The school district still owes $1.43 million on its loan, and currently interest rates have fallen sharply, so district officials want to take advantage of the lower rates. The amount the district could save is subject to the bond bid.

“It could be about $6,000 to $10,000 per year,” Miller noted.

The School Board will hold a special meeting on Feb. 8, in conjunction with a meeting of the Committee of the Whole, to vote on awarding the bonds – locking in the lower interest rate.

Lisa Voisin, director of RW Baird & Co., was present at Tuesday’s meeting to discuss the issue.

“Interest rates have plummeted,” she said. “The district can lock in lower interest rates with municipal bonds.

“There is volatility in the market each day and at different times during the day. We lock in the lowest rates of the day.”

Voisin commended the school district for its A bond rating, which it received six weeks ago.

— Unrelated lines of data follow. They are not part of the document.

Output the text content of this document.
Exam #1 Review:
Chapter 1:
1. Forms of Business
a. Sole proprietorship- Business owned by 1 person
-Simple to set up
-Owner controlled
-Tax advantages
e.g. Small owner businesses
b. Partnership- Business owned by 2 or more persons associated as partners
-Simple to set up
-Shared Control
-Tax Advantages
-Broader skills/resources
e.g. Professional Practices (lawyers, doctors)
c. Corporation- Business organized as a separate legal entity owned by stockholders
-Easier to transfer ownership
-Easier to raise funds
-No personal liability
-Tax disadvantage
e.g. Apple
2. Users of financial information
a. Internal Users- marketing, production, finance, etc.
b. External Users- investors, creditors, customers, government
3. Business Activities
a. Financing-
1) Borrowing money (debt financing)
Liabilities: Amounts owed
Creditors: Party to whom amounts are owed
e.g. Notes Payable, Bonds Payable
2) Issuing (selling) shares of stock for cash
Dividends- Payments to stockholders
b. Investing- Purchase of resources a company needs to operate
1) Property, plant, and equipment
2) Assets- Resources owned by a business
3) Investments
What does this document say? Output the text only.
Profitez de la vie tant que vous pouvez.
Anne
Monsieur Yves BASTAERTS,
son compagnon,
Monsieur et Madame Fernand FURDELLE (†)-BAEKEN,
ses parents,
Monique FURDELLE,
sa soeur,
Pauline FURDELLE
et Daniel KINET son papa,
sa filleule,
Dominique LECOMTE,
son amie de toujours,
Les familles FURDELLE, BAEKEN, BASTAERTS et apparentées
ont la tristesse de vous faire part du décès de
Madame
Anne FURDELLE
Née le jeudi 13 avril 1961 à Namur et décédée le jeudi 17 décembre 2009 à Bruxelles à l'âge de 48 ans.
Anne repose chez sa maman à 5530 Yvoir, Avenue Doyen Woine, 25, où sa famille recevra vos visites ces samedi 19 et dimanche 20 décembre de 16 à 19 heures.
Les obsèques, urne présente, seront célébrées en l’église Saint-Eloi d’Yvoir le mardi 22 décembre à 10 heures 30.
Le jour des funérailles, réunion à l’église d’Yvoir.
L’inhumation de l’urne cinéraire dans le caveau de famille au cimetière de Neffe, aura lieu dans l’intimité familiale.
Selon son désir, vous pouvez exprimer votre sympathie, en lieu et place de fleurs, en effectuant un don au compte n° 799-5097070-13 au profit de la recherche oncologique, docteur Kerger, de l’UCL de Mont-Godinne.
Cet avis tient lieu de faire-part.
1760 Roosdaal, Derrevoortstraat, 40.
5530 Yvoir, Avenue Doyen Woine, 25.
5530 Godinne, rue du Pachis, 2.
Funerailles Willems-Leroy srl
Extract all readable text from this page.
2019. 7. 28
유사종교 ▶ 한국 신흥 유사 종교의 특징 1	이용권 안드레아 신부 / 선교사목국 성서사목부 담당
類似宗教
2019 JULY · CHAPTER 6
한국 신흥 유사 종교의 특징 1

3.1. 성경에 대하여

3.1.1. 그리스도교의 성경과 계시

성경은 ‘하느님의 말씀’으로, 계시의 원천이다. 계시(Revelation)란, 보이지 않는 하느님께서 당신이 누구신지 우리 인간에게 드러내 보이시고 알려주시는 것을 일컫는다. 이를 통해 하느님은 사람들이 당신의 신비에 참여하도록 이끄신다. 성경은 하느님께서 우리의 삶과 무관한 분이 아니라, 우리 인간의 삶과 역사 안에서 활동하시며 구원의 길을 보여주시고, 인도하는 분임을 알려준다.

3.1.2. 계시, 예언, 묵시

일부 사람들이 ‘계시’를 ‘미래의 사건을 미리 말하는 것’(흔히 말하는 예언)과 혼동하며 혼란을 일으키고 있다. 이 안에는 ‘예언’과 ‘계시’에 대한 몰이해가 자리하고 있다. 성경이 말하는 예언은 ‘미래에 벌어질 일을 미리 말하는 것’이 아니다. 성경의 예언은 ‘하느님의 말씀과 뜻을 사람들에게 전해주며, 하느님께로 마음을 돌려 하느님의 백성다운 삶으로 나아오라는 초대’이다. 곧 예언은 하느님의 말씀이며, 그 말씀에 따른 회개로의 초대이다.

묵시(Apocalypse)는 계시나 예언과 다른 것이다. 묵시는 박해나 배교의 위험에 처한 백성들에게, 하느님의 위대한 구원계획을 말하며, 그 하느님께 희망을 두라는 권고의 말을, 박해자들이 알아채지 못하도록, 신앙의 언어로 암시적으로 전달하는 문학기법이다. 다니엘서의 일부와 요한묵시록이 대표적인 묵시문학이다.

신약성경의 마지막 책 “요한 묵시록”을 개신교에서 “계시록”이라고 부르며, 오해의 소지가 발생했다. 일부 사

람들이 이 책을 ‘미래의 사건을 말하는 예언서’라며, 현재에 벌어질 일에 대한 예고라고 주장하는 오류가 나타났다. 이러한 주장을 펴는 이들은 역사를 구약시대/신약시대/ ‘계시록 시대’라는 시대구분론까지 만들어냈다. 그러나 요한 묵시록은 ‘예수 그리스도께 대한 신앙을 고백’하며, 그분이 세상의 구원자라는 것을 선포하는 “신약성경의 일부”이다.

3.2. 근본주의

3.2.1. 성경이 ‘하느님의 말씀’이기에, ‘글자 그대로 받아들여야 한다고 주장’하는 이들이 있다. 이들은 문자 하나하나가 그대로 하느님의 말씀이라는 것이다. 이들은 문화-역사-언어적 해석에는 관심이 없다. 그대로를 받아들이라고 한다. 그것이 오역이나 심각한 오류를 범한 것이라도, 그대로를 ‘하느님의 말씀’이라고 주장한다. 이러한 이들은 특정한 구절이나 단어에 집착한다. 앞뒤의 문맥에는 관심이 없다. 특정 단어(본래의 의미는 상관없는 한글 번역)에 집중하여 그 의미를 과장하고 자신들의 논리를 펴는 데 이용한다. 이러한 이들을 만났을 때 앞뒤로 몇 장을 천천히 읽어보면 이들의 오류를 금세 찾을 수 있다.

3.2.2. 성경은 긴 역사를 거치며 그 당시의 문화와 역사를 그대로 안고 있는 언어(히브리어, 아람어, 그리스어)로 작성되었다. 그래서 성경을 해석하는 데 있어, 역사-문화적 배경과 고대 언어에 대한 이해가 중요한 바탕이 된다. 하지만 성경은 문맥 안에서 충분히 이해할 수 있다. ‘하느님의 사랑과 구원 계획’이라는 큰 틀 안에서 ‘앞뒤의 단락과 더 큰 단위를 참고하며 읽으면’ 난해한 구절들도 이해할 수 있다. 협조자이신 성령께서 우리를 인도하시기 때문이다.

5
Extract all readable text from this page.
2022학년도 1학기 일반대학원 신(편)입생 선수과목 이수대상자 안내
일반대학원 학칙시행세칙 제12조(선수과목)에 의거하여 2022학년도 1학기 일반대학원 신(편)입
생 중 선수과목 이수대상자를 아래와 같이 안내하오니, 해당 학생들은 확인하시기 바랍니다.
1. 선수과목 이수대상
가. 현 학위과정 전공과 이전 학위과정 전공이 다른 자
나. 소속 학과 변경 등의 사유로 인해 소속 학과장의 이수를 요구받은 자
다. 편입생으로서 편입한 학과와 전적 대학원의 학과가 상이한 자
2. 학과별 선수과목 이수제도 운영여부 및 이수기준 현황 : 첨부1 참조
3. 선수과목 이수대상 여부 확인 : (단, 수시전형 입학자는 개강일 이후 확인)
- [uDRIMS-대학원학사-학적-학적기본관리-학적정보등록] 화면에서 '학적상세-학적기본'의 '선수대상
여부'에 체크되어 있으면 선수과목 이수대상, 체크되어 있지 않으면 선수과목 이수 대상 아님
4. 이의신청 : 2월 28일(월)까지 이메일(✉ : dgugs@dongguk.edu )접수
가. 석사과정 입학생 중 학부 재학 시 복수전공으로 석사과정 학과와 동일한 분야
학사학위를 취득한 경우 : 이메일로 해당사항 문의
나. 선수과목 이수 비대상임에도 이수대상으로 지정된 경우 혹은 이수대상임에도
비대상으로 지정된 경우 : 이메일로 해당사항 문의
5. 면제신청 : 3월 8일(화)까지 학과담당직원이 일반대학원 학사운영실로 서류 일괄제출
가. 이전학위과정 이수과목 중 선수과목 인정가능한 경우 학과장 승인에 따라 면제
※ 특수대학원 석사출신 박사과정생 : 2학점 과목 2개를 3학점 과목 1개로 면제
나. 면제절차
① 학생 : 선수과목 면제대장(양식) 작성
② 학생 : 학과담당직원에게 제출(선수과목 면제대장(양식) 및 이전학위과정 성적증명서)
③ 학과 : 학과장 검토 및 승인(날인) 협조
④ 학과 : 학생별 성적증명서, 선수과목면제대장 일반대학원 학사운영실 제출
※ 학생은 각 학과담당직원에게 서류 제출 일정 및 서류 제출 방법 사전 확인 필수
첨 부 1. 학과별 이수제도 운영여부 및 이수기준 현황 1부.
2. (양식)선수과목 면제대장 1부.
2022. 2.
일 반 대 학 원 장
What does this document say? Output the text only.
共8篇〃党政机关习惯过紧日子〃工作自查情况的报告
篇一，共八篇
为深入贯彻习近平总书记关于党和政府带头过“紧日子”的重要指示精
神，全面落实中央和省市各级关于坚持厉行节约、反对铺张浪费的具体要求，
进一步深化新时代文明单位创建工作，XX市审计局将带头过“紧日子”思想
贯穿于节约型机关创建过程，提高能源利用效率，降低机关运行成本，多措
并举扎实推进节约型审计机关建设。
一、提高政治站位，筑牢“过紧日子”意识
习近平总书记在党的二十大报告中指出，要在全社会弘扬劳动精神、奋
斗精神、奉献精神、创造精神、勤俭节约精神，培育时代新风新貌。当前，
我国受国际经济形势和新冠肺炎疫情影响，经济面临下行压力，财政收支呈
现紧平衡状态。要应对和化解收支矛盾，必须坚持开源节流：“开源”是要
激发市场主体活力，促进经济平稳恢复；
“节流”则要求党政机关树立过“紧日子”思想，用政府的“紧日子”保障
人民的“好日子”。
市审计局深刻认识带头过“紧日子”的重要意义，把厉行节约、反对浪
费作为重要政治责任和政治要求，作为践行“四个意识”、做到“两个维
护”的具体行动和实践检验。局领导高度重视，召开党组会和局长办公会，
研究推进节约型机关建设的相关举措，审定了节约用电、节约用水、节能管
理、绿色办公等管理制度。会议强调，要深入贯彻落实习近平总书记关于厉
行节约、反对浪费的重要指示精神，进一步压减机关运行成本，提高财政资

Miller listed some of the factors that impact the bond rating, with a higher rating resulting in more savings to the school district. Among these are:

. Enrollment trends. . Financial stability of the school district. . Methods district officials employ for forecasting future enrollment. . The amount of debt the city of Plymouth has. “We want the bond rating in place, before we go to market,” Voisin said. Board member Pam Holzhaeuser asked Voisin what the interest rate is based upon. “The U.S. Treasury market,” Voisin answered. Board President Mark Rhyan asked Voisin if there is a downside to the action the board is considering.

“If you lock in a bond rating in municipal bonds, you can’t pre-pay them,” Voisin said.

Rhyan informed fellow board members that in the event the district were to have a fund balance, district officials could invest the pre-payment funds and set the money aside, then use that to help pay off the loan.

In other business Tuesday, board members voted unanimously to appoint Dale Miller to a three-year term on the Plymouth Education Foundation Board of Directors.

In another unanimous action, the board voted to accept with regrets the resignation of Nancy Nonnweiler, Plymouth High School attendance secretary. She is retiring after 31 years of service to the school district.

Superintendent Clark Reinke expressed the district’s gratitude to Nonnweiler for her long-term service to the district.